My next door neighbor at the lake had a huge enclosed boat house over the water that had been built in the 70's. Her bulkhead was getting bad under/inside of it, and no one even used her boathouse. So, she decided to have the boat house removed for 2 reasons, primarily so the bulkhead could be repaired correctly, but also it will lesson her property taxes since Polk County considers improvements over TRA controlled water in their taxable plan. The pictures show different stages of tear down and my new view.

What a shame, huh? (sarcasm)


----------



## tpool (Aug 21, 2005)

Awesome!!!

T-Bone
(tpool)


----------



## Ducktracker (Aug 1, 2011)

Beautiful view of lake!


Sent from my iPhone using Tapatalk


----------



## Northern fisherman (Sep 16, 2014)

Aaahhhhh!!! Much better


----------



## SeaOx 230C (Aug 12, 2005)

Great view you got there!!!! I see many morning cups of coffee looking out at the Lake, and evenings with a cold beverage in your future.


----------



## housewolf (Nov 24, 2014)

Heck yeah! I'm waiting for trees to fall to improve me view. In the meantime I'll have to settle for the leaves falling off them


----------



## Reel Time (Oct 6, 2009)

Much better!


----------



## shadslinger (Aug 21, 2005)

That is a sweet view!
Whitebassfisher mentioned that Kickapoduke was a great help to him lately. Here is an old picture I ran across of the Sheriff in person with a fine white bass.
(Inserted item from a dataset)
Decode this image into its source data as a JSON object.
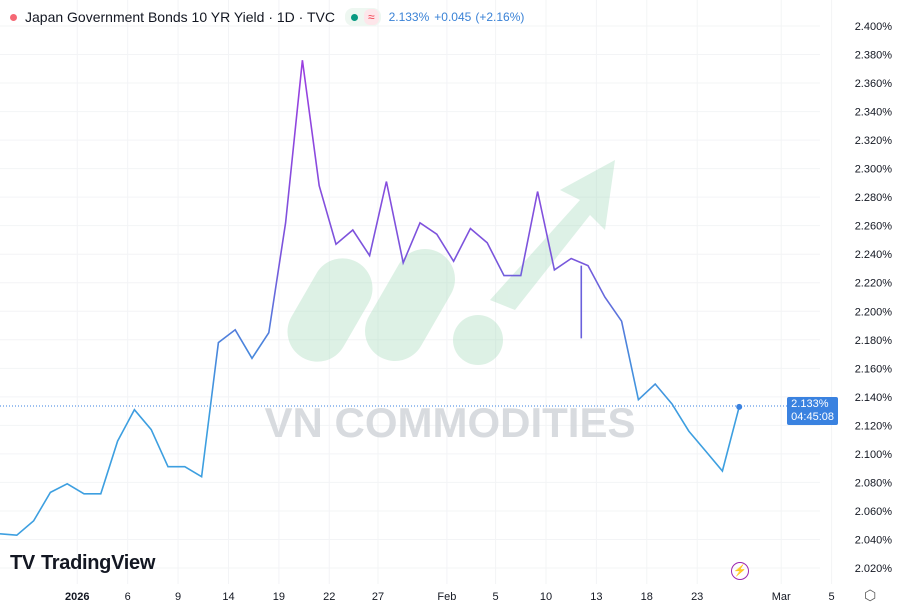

If you need some realty action, he is your man.
Now if eating out is your thing, then hit Terry LeBlanc's Cajun kitchen for the best food in the Livingston area, hands down.
If your launching a boat, go to beautiful Beacon Bay Marina.


----------



## Kickapoo Duke (May 15, 2010)

Thanks Loy--that was fewer pounds and fewer grey hairs ago!!!


----------